Мистер де Филиппис медленно поднялся на ноги, глотнул воды и задал мистеру Смарту вопрос по поводу их дружбы с обвиняемым. Суд наверняка ожидал безжалостного перекрестного допроса, требований подробно описать токсичные свойства препарата, но мистер де Филиппис просто спросил:
— Вы были знакомы с миссис Ропер?
— Да, был.
— Вы встречались несколько раз?
— Да.
— Иногда, конечно же, вы оставались с ней наедине?
— Один или два раза, когда приезжал рано и обвиняемого еще не было дома.
— И она — позвольте мне спросить как можно деликатнее, — она когда-либо демонстрировала вам как мужчине те, скажем, любовные наклонности, которые ей приписывают?
— Нет, никогда.
Смех, вызванный этим ответом, снова оборвал судья, который пригрозил очистить помещение, если подобное повторится. Но мистер де Филиппис заметил, что женщина, готовая «пойти с любым», не нашла Джона Смарта достаточно привлекательным, чтобы «раздавать ему авансы». Его отвергли, и, возможно, именно поэтому он присутствует на суде как свидетель обвинения.
Это был прецедент для обвинения. (Смотри «Королевское обвинение против Альфреда Эйтина Ропера».)
Мистер де Филиппис:
— Ваша Честь, смею заметить, что этот случай — не для суда присяжных. Нашим законом установлена презумпция невиновности, и она на стороне подозреваемого до тех пор, пока его вина не доказана. В рассматриваемом деле, во-первых, целиком и полностью требуется доказать, что орудие, которым совершено убийство, было когда-либо в руках обвиняемого. Во-вторых, необходимы доказательства, что убийство совершено ранним вечером 27 июля. Едва ли в такое время совершают подобные преступления, кроме того, нет улик, которые указывают, что именно подозреваемый совершил его. В-третьих, у обвиняемого не было никаких мотивов для совершения данного преступления. Причина размолвок с убитой была устранена лечением, которое провел обвиняемый, и прошу вас, Ваша Честь, принять во внимание, что обвиняемый не должен подвергаться риску быть наказанным на основании ранее данного свидетельского показания о попытке отравления. И Вашей Чести решать, необходим ли суд присяжных, чтобы рассматривать дело по обыкновенному подозрению.
Судья мистер Эдмондсон:
— Не вижу основания, чтобы дело не рассматривалось уважаемыми присяжными.

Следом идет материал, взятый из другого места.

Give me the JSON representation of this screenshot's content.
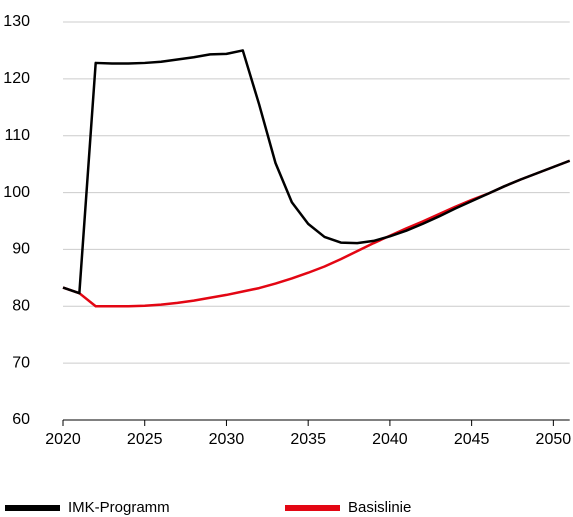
{
  "chart_data": {
    "type": "line",
    "x": [
      2020,
      2021,
      2022,
      2023,
      2024,
      2025,
      2026,
      2027,
      2028,
      2029,
      2030,
      2031,
      2032,
      2033,
      2034,
      2035,
      2036,
      2037,
      2038,
      2039,
      2040,
      2041,
      2042,
      2043,
      2044,
      2045,
      2046,
      2047,
      2048,
      2049,
      2050,
      2051
    ],
    "series": [
      {
        "name": "IMK-Programm",
        "color": "#000000",
        "values": [
          83.3,
          82.3,
          122.8,
          122.7,
          122.7,
          122.8,
          123.0,
          123.4,
          123.8,
          124.3,
          124.4,
          125.0,
          115.5,
          105.2,
          98.3,
          94.5,
          92.2,
          91.2,
          91.1,
          91.5,
          92.3,
          93.3,
          94.5,
          95.8,
          97.2,
          98.5,
          99.8,
          101.1,
          102.3,
          103.4,
          104.5,
          105.6
        ]
      },
      {
        "name": "Basislinie",
        "color": "#e30613",
        "values": [
          83.3,
          82.3,
          80.0,
          80.0,
          80.0,
          80.1,
          80.3,
          80.6,
          81.0,
          81.5,
          82.0,
          82.6,
          83.2,
          84.0,
          84.9,
          85.9,
          87.0,
          88.3,
          89.7,
          91.1,
          92.4,
          93.7,
          94.9,
          96.2,
          97.5,
          98.7,
          99.8,
          101.1,
          102.3,
          103.4,
          104.5,
          105.6
        ]
      }
    ],
    "xlim": [
      2020,
      2051
    ],
    "xticks": [
      2020,
      2025,
      2030,
      2035,
      2040,
      2045,
      2050
    ],
    "ylim": [
      60,
      130
    ],
    "yticks": [
      60,
      70,
      80,
      90,
      100,
      110,
      120,
      130
    ],
    "grid": true,
    "legend": "bottom"
  }
}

Все видели, как мистер де Филиппис, беззвучно шевеля губами, слегка кивнул, взял еще один чистый носовой платок и поднес его ко рту. Выдержав паузу, он заговорил:
— Сейчас я приглашу обвиняемого и других свидетелей. Мистер Ропер будет давать свидетельские показания, и вам, господа присяжные заседатели, судить его. Мы вызовем его для дачи показаний, и вы увидите человека, которому судьба дважды нанесла сокрушительные удары. Ему, кормильцу и отцу семейства. В наше трудное время он остался без средств к существованию, не по своей вине потерял хорошо оплачиваемую и любимую работу. Женщина, которую он считал преданной женой и верной подругой, изменяла ему. Вы увидите здесь человека, согнувшегося под бременем забот и почти сломленного превратностями и крутыми поворотами судьбы. Все это обрушилось на него, все это он испытал на себе. Но, господа присяжные заседатели, вы также увидите здесь и невиновного человека, который готов рассказать вам правдивую историю своей жизни и недавних событий.

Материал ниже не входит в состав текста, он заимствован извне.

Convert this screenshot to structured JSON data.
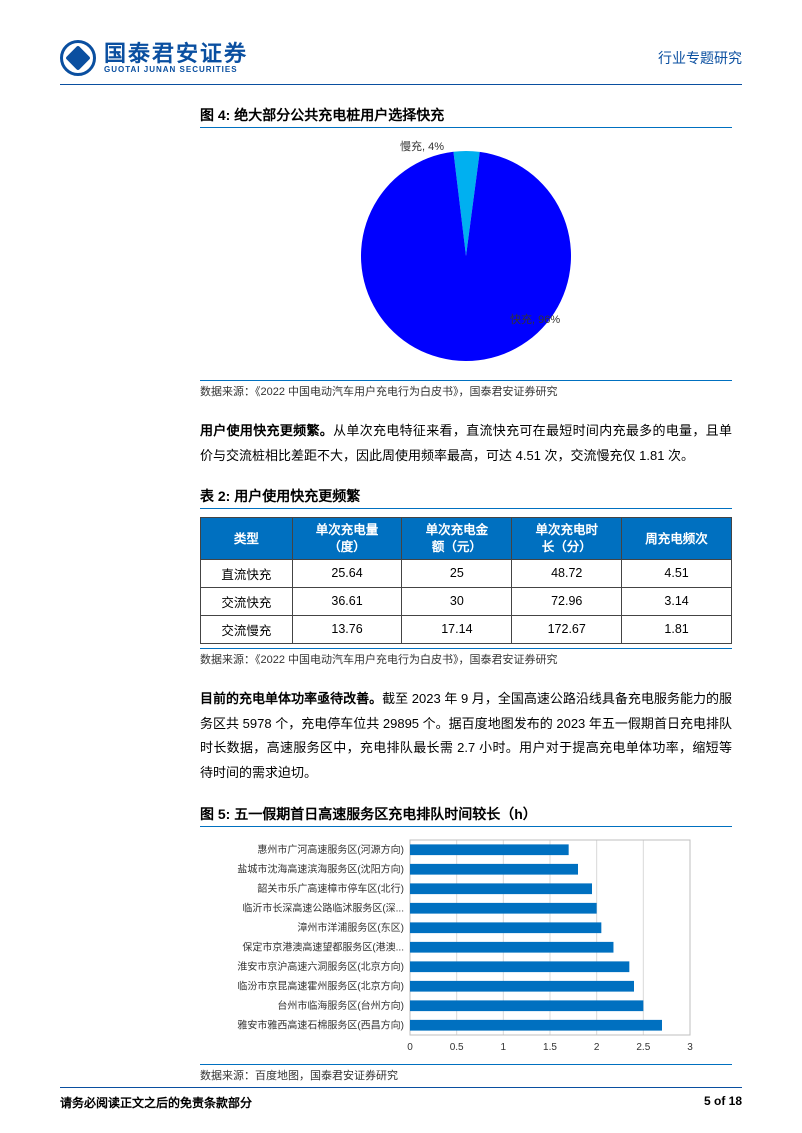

Сейчас я подхожу к рассказу об этой жизни, на всем протяжении которой Альфред Ропер был человеком честным и трудолюбивым, с незапятнанной репутацией, одним словом — джентльменом. Все, что относится к нему, — ясно и понятно. Он как открытая книга, где нет зашифрованных мест или неразрезанных страниц. Эту книгу любой из вас без страха и сомнения мог бы дать своим женщинам. Она целомудренна и чиста. Поэтому позвольте мне прочитать ее некоторые ранние страницы.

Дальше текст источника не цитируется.